Perhaps best of all, investors have let this stock slip more than 30% to less than eight times next year's expected earnings.
Dividend yield: 4.6%
Shares of drugmaker AbbVie (ABBV 1.01%) haven't suffered the same losing performance this year that Western Union's stock has. In fact, they're up a reasonably healthy 13% since the end of 2020; yet they lag the broad market's bigger advance, suggesting the company is underestimated and leaving lots of room for more upside.
You may be more familiar with the drugmaker's flagship products than the organization itself. AbbVie is the name behind cancer-fighting therapies like Imbruvica, facial treatment Botox, and a slew of other products. Its biggest seller -- rheumatoid arthritis drug Humira -- accounted for 40% of last quarter's revenue.
That's seemingly a problem. Humira's patent protection is slowly withering away here and abroad with biosimilar versions of the drug scheduled to hit the market in 2023. That'll take a big bite out of AbbVie's total revenue. That's also why the stock has lagged the overall market for the better part of the past few years. Investors are anticipating this headwind.
What investors may not be seeing, however, is the potential of the company's drug-development pipeline. AbbVie estimates that its immunology drugs Skyrizi and Rinvoq will collectively generate more than $15 billion worth of annual revenue by 2025 -- up from only a little over $1 billion now -- and won't reach their peak sales until the 2030s. Meanwhile, annual sales of oncology drug Imbruvica could reach on the order of $10 billion well before then vs. last year's tally of $5.3 billion.
The point is, while there may never be another Humira, Abbvie is moving into position to maintain its revenue stream and healthy dividend payouts.
Dividend yield: 3.3%
Finally, add Citigroup (C 0.46%) to your list of dividend stocks to consider even if a bunch of other investors and most of Wall Street aren't especially interested.
There's a lot to like here. Granted, it's tough to pinpoint any of the big bank's leading qualities. On the surface it just looks like most of its banking peers, offering loans as well as ancillary services such as brokerage, wealth management, and investment banking. It's not as if Citibank is doing anything dramatically different than its competitors are.
But it's doing many of those things better. Last month, Global Finance magazine named Citi the world's best digital bank -- and though that accolade is an acknowledgement of the company's capacity to connect with consumers, Citigroup is just as impressive on the institutional front. In October, the bank launched a platform that allows its institutional customers to deliver and collect payments on invoices sent to Citi's consumer customers in real time.
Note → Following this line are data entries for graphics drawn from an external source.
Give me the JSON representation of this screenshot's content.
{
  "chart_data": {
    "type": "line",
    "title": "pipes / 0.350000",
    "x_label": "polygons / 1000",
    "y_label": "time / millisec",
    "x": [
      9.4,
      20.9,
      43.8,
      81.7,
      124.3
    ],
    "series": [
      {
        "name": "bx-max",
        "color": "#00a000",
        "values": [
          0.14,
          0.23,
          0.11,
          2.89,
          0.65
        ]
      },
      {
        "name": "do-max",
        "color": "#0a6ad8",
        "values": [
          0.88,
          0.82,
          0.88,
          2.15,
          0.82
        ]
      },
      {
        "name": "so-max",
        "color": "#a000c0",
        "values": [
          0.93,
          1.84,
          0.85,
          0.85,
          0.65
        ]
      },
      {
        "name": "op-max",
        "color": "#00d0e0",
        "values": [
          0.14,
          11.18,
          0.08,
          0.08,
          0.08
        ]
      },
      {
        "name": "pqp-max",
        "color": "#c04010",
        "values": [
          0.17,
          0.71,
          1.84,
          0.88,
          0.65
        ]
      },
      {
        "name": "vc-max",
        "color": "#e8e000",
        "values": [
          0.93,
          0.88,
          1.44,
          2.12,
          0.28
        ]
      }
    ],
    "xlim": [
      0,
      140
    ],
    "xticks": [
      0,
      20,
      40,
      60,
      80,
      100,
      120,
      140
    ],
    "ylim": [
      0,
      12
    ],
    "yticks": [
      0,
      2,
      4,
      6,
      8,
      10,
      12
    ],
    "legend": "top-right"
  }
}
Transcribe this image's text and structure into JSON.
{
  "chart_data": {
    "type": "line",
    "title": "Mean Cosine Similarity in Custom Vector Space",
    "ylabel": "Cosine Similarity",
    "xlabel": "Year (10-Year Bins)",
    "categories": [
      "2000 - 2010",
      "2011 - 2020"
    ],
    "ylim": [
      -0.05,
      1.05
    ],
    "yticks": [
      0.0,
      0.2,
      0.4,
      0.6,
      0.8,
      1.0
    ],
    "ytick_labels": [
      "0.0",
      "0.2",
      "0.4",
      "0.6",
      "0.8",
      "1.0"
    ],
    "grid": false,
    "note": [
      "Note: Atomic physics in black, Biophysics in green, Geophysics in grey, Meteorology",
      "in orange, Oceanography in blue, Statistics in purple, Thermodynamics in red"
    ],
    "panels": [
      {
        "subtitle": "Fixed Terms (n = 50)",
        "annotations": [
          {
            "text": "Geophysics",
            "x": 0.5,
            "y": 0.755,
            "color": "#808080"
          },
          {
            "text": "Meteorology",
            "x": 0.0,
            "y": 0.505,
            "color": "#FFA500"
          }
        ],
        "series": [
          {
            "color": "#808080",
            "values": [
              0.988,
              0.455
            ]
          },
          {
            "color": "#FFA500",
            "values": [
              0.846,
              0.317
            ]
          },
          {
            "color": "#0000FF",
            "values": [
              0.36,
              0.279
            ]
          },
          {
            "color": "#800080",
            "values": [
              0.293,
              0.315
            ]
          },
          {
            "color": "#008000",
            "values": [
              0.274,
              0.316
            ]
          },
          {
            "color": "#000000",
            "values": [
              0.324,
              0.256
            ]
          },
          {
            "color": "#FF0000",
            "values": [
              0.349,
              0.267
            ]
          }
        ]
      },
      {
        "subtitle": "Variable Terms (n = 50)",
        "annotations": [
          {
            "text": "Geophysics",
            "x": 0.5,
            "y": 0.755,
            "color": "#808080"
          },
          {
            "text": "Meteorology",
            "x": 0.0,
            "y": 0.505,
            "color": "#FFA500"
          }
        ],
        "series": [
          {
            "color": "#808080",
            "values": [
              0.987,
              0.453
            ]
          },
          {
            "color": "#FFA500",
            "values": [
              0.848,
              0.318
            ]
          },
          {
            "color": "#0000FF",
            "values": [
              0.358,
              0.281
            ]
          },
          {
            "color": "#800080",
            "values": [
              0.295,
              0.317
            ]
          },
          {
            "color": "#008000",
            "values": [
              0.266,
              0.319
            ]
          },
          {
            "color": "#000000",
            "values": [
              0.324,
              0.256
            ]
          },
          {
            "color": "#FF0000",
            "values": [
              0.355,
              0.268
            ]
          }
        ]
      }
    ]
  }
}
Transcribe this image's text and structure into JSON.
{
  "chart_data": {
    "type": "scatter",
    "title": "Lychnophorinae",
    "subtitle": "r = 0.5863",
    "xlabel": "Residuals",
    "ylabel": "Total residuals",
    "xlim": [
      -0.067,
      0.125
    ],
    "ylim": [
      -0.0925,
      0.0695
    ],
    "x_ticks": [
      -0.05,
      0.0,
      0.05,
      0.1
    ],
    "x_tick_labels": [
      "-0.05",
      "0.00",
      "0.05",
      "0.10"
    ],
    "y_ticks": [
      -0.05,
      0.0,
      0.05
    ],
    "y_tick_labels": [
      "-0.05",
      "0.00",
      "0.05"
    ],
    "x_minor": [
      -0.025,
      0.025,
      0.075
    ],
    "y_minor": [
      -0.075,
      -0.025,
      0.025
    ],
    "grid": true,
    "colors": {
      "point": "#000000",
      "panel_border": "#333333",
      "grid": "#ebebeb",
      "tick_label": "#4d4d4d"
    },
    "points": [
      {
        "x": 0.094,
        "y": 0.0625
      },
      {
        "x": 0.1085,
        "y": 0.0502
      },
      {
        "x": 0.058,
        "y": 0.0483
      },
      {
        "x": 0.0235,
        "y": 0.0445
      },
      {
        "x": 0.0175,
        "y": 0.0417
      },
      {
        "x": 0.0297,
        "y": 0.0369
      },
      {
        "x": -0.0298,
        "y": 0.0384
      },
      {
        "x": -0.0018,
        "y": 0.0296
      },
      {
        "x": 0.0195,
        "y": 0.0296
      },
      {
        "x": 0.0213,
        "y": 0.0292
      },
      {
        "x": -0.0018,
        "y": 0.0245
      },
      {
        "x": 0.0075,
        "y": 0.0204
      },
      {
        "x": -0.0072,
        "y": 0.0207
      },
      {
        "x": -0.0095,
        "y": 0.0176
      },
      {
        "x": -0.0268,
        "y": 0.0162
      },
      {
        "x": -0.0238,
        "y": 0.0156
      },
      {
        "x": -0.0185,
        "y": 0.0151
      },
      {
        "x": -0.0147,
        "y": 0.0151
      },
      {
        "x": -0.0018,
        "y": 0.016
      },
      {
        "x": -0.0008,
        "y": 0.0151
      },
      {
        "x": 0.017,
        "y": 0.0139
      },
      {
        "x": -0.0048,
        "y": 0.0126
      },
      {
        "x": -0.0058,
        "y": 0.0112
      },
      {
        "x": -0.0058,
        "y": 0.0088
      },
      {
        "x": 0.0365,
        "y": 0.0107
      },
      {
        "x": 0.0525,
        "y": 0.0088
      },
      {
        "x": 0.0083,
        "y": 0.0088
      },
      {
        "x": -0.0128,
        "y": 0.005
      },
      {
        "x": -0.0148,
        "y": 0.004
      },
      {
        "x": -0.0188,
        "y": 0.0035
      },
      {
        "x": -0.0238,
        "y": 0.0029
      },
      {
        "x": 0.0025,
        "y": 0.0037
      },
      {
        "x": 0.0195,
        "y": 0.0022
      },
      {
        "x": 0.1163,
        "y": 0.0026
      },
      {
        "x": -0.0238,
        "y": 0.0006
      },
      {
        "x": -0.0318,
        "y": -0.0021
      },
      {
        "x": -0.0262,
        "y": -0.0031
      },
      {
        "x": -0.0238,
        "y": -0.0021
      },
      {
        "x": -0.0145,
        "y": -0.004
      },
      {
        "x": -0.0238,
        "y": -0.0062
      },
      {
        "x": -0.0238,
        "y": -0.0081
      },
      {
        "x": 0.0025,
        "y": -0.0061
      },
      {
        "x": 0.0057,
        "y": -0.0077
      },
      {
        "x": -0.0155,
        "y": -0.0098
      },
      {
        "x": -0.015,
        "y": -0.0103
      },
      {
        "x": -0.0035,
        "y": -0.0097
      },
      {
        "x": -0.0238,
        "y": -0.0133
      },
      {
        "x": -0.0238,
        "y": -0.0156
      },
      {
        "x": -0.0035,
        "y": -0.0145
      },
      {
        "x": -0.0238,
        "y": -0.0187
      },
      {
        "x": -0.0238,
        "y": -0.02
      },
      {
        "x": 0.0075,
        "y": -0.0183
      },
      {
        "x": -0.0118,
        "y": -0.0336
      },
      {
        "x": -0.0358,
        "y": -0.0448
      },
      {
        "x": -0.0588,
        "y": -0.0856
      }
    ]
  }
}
It's not only faster for both parties, but also easier.
Initiatives like these are a key part of the reason Citigroup is one of the more buffered megabanks. If nothing else, the company does a great job of keeping its customers around -- and monetizing them when the time and opportunity is right.
Case in point: While it's steering clear of helping investors outright speculate on cryptocurrency prices, Citi does see value in becoming more knowledgeable. Just a couple of weeks ago the company announced it would be adding 100 more employees to its crypto staff. Citigroup is seeking to be ever-ready for whatever lies ahead.
You can jump into the stock now at a price that's barely higher than what it was one year back -- and even four years ago. You'll also be getting it at a time when its 3.28% dividend yield stands head and shoulders above the payouts of its peers.